University of Virginia School of Medicine researchers found that adults with chronic kidney disease generally ate fewer fruits and vegetables than adults who did not have the disease.
The researchers analyzed data on eating patterns of fruits and vegetables from three cycles of the National Health and Nutrition Examination Survey conducted between 1988 and 2018. After adjusting for demographics, waist circumference and the presence of diabetes and high blood pressure among survey participants, the scientists found that patients with chronic kidney disease included fewer fruits and vegetables in their diets.

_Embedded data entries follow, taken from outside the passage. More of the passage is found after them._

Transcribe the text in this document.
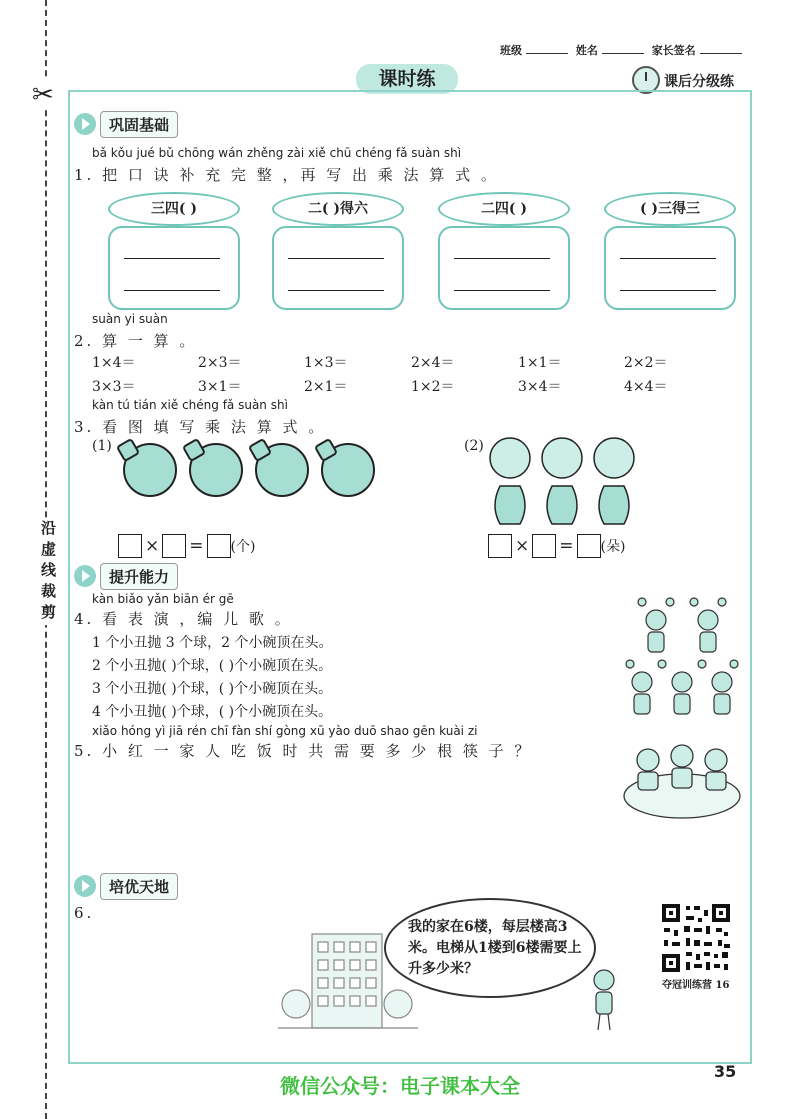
✂
沿虚线裁剪
班级	姓名	家长签名
课时练	课后分级练
巩固基础
bǎ kǒu jué bǔ chōng wán zhěng zài xiě chū chéng fǎ suàn shì
1. 把 口 诀 补 充 完 整 ，再 写 出 乘 法 算 式 。
三四( )	二( )得六	二四( )	( )三得三
suàn yi suàn
2. 算 一 算 。
1×4＝	2×3＝	1×3＝	2×4＝	1×1＝	2×2＝
3×3＝	3×1＝	2×1＝	1×2＝	3×4＝	4×4＝
kàn tú tián xiě chéng fǎ suàn shì
3. 看 图 填 写 乘 法 算 式 。
(1)	(2)
× = (个)	× = (朵)
提升能力
kàn biǎo yǎn biān ér gē
4. 看 表 演 ，编 儿 歌 。
1 个小丑抛 3 个球，2 个小碗顶在头。
2 个小丑抛( )个球，( )个小碗顶在头。
3 个小丑抛( )个球，( )个小碗顶在头。
4 个小丑抛( )个球，( )个小碗顶在头。
xiǎo hóng yì jiā rén chī fàn shí gòng xū yào duō shao gēn kuài zi
5. 小 红 一 家 人 吃 饭 时 共 需 要 多 少 根 筷 子 ？
培优天地
6.
我的家在6楼，每层楼高3米。电梯从1楼到6楼需要上升多少米？
夺冠训练营 16
35
微信公众号：电子课本大全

“Consuming more fruits and vegetables is strongly linked to health in many different diseases,” UVA Health kidney specialist Dr. Julia J. Scialla said. “We worry about overall health effects when we see patients with chronic kidney disease consuming low levels of fruits and vegetables.”
Better understanding the possible risk factors for chronic kidney disease is critical, as the condition is widespread among Americans and carries significant health risks. According to the U.S. Centers for Disease Control and Prevention, approximately 37 million American adults have chronic kidney disease, which occurs when the kidneys are damaged and are unable to effectively filter waste from a person’s blood, potentially leading to high blood pressure, heart disease and stroke.
More studies are needed to determine whether the low intake of fruits and vegetables is a cause or result of chronic kidney disease, or if other factors play a role. While patients with chronic kidney disease may receive recommendations to reduce their consumption of potassium—a mineral commonly found in fruits and vegetables—the health benefits of this are not known and need further study. Scialla said it is important not to scare away patients from fruits and vegetables by telling them to watch their potassium intake.
The UVA research team recommends not only more studies to better understand the link between fruit and vegetable consumption and chronic kidney disease, but to figure out how to get all Americans to eat more fruits and vegetables.
“We hope that through this study and similar studies we would be able to encourage both healthy individuals and patients with chronic kidney disease to reconsider their intake of fruits and vegetables by incorporating greater varieties and amounts of unprocessed or minimally processed fruits and vegetables into their everyday diets,” said Shirin Pourafshar, a nutritionist and dietitian who was co-author of the study.